Sondage: les défis de la coparentalité au Québec

Sondage: les défis de la coparentalité au Québec
Sondage: les défis de la coparentalité au Québec
Comment les parents font équipe au Québec? Un sondage dresse le portrait.

15 juin 2026 | Les parents québécois trouvent important de former une équipe pour le bien-être de leur enfant, même si cela comporte des difficultés. C’est ce que révèle un sondage sur la coparentalité publié dans le cadre de la Semaine québécoise de la paternité qui se déroule jusqu’au 21 juin.

La coparentalité désigne la façon dont deux personnes éduquent et prennent soin ensemble d’un enfant.

C’est le Regroupement pour la valorisation de la paternité qui a commandé ce sondage pour lancer cette semaine dont le thème est : Faire équipe pour que toute la famille y gagne.

Cette enquête vise à présenter la coparentalité vue et vécue par les parents de même qu’à voir comment l’améliorer dans les services aux familles. Voici les principaux résultats du sondage.

Une vision positive de la coparentalité

Les bienfaits de la coparentalité sont reconnus par les parents qui ont répondu au sondage. La presque totalité d’entre eux trouvent en effet important de faire équipe pour s’occuper de leurs enfants et favoriser leur développement. De plus :

  • 83 % disent faire confiance à l’autre parent pour l’éducation de leurs enfants.
Le sondage a été réalisé en ligne par la firme SOM du 29 janvier au 12 février 2026 auprès de 2 817 parents.
  • 80 % des parents sondés mentionnent qu’ils se consultent pour les décisions importantes qui concernent leurs enfants et qu’ils trouvent des solutions lorsque des désaccords ou des disputes à leur sujet surviennent.
  • 79 % d’entre eux affirment se sentir respectés par l’autre parent et à l’aise de lui exprimer son opinion.
  • 83 % des parents estiment qu’il est facile d’avoir une vision commune et de bien communiquer à propos leurs enfants.
  • 68 % disent que leur coparent leur offre de l’aide lorsqu’ils sont débordés par les tâches.

Les mères disent se sentir un peu moins écoutées que les pères. De plus, les parents séparés qui partagent les responsabilités coparentales avec leur partenaire actuel se sentent davantage soutenus que ceux qui les partagent avec le parent biologique ou adoptif de l’enfant. Sans surprise, les parents qui ont connu une séparation conflictuelle se sentent moins respectés et consultés par l’autre parent.

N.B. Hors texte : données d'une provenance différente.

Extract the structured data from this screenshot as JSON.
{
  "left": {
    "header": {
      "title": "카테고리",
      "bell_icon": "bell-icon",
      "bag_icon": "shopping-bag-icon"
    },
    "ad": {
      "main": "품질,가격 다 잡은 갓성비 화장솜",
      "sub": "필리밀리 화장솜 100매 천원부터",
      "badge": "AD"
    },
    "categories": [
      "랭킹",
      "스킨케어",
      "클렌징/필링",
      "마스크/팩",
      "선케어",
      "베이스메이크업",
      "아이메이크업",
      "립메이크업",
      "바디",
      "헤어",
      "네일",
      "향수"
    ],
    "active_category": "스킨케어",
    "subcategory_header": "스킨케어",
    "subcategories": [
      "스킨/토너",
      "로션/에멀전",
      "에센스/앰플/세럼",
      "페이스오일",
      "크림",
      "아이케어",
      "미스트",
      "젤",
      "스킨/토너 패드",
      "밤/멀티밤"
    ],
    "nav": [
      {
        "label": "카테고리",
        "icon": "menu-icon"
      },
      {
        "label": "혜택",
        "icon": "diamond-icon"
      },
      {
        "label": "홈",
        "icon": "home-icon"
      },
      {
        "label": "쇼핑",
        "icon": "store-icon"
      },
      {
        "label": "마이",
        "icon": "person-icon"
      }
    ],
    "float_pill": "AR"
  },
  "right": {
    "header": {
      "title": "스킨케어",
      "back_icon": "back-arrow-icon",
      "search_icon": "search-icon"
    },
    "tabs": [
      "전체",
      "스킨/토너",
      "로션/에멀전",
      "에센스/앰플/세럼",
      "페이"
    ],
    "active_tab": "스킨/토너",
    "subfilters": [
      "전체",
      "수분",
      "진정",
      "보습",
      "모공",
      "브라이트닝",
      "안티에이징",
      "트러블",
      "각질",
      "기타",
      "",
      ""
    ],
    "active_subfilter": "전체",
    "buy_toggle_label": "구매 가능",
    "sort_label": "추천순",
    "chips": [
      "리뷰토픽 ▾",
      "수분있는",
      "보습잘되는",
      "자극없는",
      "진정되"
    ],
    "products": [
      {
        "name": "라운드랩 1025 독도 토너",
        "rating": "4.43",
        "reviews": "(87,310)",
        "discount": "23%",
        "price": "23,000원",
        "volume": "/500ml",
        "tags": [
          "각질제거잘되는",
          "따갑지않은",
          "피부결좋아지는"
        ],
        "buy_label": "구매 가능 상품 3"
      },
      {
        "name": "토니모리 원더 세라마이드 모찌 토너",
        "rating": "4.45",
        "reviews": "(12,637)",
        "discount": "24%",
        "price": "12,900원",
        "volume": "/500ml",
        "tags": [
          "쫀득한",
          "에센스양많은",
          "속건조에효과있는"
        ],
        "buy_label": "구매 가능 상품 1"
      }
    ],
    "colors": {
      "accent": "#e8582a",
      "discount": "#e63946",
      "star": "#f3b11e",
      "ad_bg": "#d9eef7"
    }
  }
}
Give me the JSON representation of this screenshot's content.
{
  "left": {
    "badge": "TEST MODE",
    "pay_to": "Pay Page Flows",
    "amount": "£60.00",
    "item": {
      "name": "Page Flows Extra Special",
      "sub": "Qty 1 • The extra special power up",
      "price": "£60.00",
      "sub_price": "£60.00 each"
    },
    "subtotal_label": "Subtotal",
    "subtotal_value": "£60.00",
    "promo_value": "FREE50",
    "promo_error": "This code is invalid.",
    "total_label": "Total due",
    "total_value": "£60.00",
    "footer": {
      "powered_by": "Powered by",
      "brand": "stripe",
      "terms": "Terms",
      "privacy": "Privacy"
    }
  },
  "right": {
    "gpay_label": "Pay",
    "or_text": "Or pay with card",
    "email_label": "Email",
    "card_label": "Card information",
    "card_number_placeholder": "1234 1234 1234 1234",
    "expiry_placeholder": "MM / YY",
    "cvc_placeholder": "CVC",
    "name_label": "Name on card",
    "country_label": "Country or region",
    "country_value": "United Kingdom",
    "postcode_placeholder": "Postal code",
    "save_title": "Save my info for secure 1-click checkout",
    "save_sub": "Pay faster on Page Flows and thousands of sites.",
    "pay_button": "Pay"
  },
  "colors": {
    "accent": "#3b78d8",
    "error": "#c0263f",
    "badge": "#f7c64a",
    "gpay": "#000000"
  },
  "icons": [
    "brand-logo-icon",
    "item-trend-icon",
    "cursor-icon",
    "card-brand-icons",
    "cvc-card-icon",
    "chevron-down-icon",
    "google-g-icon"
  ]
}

La situation familiale des parents interrogés

La majorité des répondants (72 %) vivent dans une famille nucléaire, alors que 27 % forment une famille recomposée ou monoparentale. Environ les trois quarts des parents séparés interrogés partagent leurs responsabilités parentales avec l’autre parent, alors que 25 % partagent ces responsabilités avec leur partenaire qui n’est pas le parent des enfants.

Les défis du travail d’équipe des parents

La plupart des parents sondés (68 %) qualifient leur entente avec l’autre parent de facile. Seulement 5 % des répondants la définissent comme difficile. Parmi ceux qui vivent dans une famille recomposée ou une famille monoparentale, 73 % disent que la collaboration avec l’autre parent a représenté un défi au moment de la séparation.

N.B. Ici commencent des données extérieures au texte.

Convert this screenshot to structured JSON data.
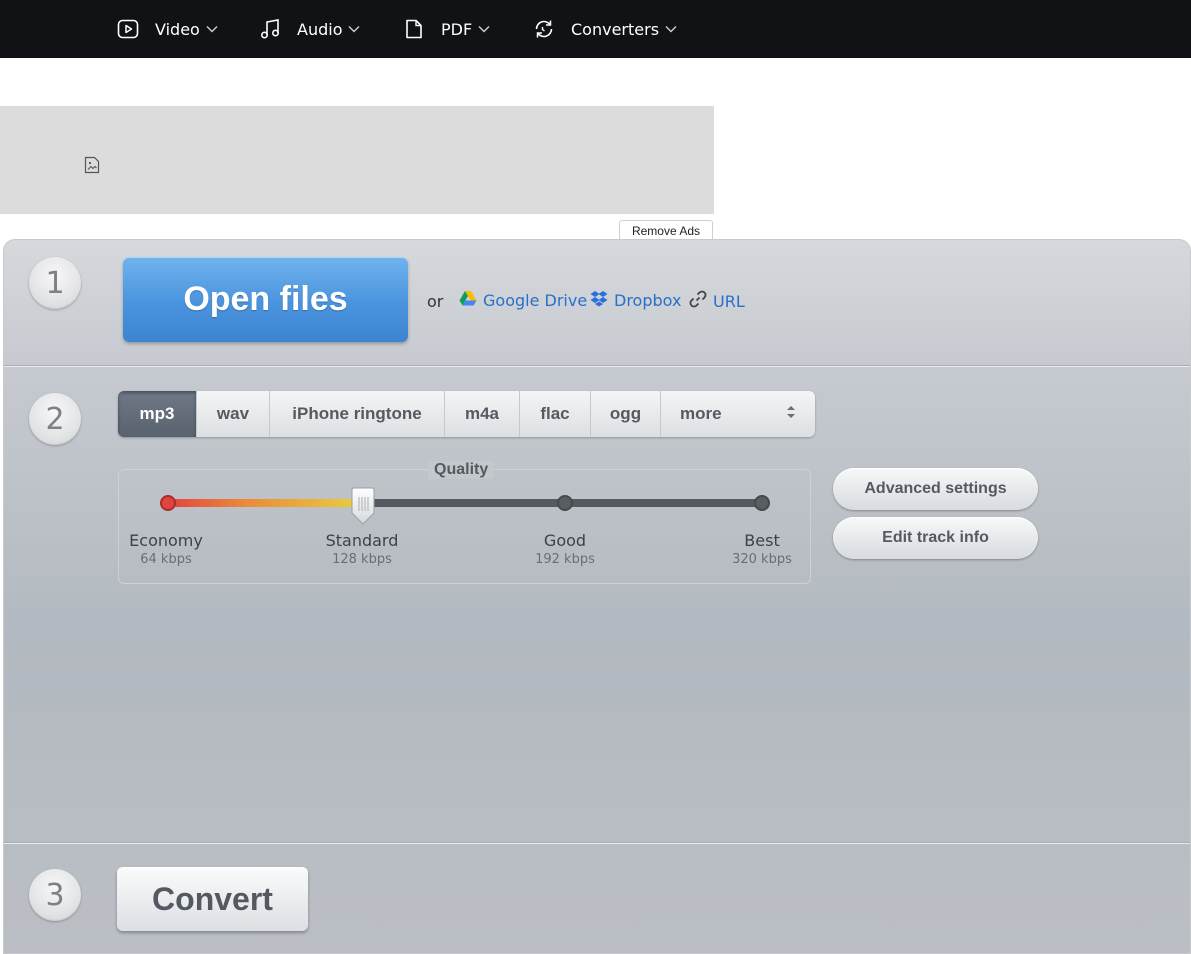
{
  "nav": {
    "items": [
      {
        "label": "Video",
        "icon": "play-icon"
      },
      {
        "label": "Audio",
        "icon": "music-note-icon"
      },
      {
        "label": "PDF",
        "icon": "document-icon"
      },
      {
        "label": "Converters",
        "icon": "refresh-icon"
      }
    ]
  },
  "ads": {
    "remove_label": "Remove Ads",
    "placeholder_icon": "broken-image-icon"
  },
  "steps": {
    "step1": {
      "number": "1",
      "open_label": "Open files",
      "or_text": "or"
    },
    "step2": {
      "number": "2"
    },
    "step3": {
      "number": "3",
      "convert_label": "Convert"
    }
  },
  "sources": [
    {
      "label": "Google Drive",
      "icon": "google-drive-icon"
    },
    {
      "label": "Dropbox",
      "icon": "dropbox-icon"
    },
    {
      "label": "URL",
      "icon": "link-icon"
    }
  ],
  "formats": {
    "selected": "mp3",
    "tabs": [
      "mp3",
      "wav",
      "iPhone ringtone",
      "m4a",
      "flac",
      "ogg",
      "more"
    ]
  },
  "quality": {
    "title": "Quality",
    "selected_index": 1,
    "levels": [
      {
        "name": "Economy",
        "bitrate": "64 kbps"
      },
      {
        "name": "Standard",
        "bitrate": "128 kbps"
      },
      {
        "name": "Good",
        "bitrate": "192 kbps"
      },
      {
        "name": "Best",
        "bitrate": "320 kbps"
      }
    ]
  },
  "buttons": {
    "advanced": "Advanced settings",
    "edit_track": "Edit track info"
  },
  "colors": {
    "topnav_bg": "#111216",
    "accent_blue": "#4a93dd",
    "link": "#2a6fc7"
  }
}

Plus de 70 % des répondants jugent qu’il est facile de partager les tâches domestiques et 80 % estiment que le partage des responsabilités liées aux soins et à l’éducation des enfants se fait aisément. Pour ces deux aspects, les mères sont proportionnellement un peu moins nombreuses à dire que c’est facile.

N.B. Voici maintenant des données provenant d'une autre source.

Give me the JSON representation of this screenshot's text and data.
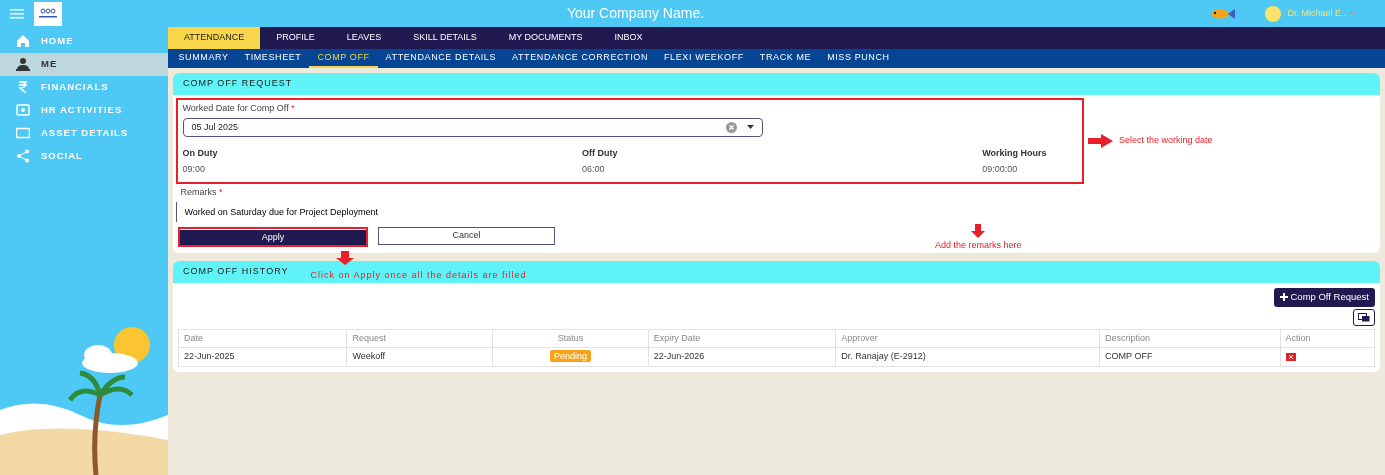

La charge mentale pose plus de défis. Seulement un parent interrogé sur trois estime qu’elle est partagée de manière à peu près égale. Le sondage montre aussi une importante différence de perception selon le genre : 45 % des hommes pensent que le partage de la charge mentale est égal contre 19 % des femmes.

De plus, seuls 35 % des hommes estiment que l’autre parent gère plus de charge mentale, alors que 77 % des femmes affirment que cette charge leur revient.

D’autre part, environ 30 % des parents interrogés trouvent plutôt difficile de concilier le travail et la famille et 5 % trouvent cela très difficile. D’ailleurs, 54 % des répondants avouent que leurs responsabilités parentales représentent une source de stress.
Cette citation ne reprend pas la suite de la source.